Die Ausbeutung von Mensch, Tier und Natur beenden

Plädoyer für einen Ausstieg aus der Tierindustrie

| Lynn Fuchs und Friedrich Kirsch

Menschenverachtende Arbeitsbedingungen in der Fleischindustrie, Vertreibungen von Kleinbäuer*innen im Globalen Süden, unvorstellbares Tierleid und katastrophale ökologische Auswirkungen: Es gibt mehr als genug Gründe, um das System der Tierindustrie zu beenden. Lynn Fuchs und Friedrich Kirsch gehen in ihrem Artikel für die Graswurzelrevolution auf die zentralen Probleme ein und zeigen Perspektiven für ein ganz anderes Landwirtschafts- und Ernährungsmodell auf. (GWR-Red.)
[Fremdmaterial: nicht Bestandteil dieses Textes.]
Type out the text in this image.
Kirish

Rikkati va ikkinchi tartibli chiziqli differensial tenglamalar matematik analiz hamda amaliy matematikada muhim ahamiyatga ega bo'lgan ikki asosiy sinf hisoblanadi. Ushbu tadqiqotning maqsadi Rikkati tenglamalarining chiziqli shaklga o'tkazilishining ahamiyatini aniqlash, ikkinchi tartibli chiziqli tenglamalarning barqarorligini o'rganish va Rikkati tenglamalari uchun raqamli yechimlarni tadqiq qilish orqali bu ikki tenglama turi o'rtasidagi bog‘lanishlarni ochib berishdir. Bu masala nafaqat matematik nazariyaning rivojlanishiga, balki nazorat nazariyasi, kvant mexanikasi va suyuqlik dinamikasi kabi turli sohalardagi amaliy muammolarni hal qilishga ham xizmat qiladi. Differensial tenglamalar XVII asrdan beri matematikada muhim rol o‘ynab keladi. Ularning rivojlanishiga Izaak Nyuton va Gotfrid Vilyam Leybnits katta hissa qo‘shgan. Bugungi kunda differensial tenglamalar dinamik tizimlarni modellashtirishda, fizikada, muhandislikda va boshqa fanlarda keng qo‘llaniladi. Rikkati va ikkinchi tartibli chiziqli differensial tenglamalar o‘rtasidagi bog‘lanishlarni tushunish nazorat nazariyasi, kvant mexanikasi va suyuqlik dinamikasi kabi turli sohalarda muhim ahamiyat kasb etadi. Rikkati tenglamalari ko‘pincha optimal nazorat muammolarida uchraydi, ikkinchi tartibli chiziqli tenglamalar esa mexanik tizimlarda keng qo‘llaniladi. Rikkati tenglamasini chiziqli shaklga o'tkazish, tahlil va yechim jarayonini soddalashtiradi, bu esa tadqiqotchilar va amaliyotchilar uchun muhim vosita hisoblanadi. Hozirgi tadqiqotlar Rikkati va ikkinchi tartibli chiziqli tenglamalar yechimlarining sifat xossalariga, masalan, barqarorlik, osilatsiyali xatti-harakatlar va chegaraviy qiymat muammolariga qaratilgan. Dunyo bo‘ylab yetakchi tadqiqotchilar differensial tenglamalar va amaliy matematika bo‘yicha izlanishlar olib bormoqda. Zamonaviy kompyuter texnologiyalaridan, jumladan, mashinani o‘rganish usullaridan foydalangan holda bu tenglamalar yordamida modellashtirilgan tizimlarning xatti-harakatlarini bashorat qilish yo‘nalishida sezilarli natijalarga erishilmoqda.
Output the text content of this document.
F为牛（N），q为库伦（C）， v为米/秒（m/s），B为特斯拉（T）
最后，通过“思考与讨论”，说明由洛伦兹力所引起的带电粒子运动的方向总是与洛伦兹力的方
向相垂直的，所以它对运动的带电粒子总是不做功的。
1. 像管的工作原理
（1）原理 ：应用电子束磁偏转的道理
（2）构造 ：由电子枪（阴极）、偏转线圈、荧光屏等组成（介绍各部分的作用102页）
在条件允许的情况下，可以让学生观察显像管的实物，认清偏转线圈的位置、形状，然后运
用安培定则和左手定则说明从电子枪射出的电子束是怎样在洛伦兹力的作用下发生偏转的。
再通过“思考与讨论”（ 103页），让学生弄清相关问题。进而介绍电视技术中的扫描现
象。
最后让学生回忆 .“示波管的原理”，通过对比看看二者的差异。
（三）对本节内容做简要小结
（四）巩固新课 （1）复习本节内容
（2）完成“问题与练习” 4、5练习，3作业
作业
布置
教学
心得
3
In den letzten 20 Jahren hat die Tierindustrie mit zahlreichen Skandalen Schlagzeilen gemacht: Angefangen bei Tierseuchen wie BSE oder Schweinepest über Antibiotika- und Lebensmittelskandale bis hin zu unzähligen massiven Verstößen gegen ohnehin unzureichende Umwelt- und Tierschutzstandards. Die öffentliche Empörung und die politische Rhetorik von Veränderung waren jedes Mal groß, die Konsequenzen für die Konzerne dagegen gering.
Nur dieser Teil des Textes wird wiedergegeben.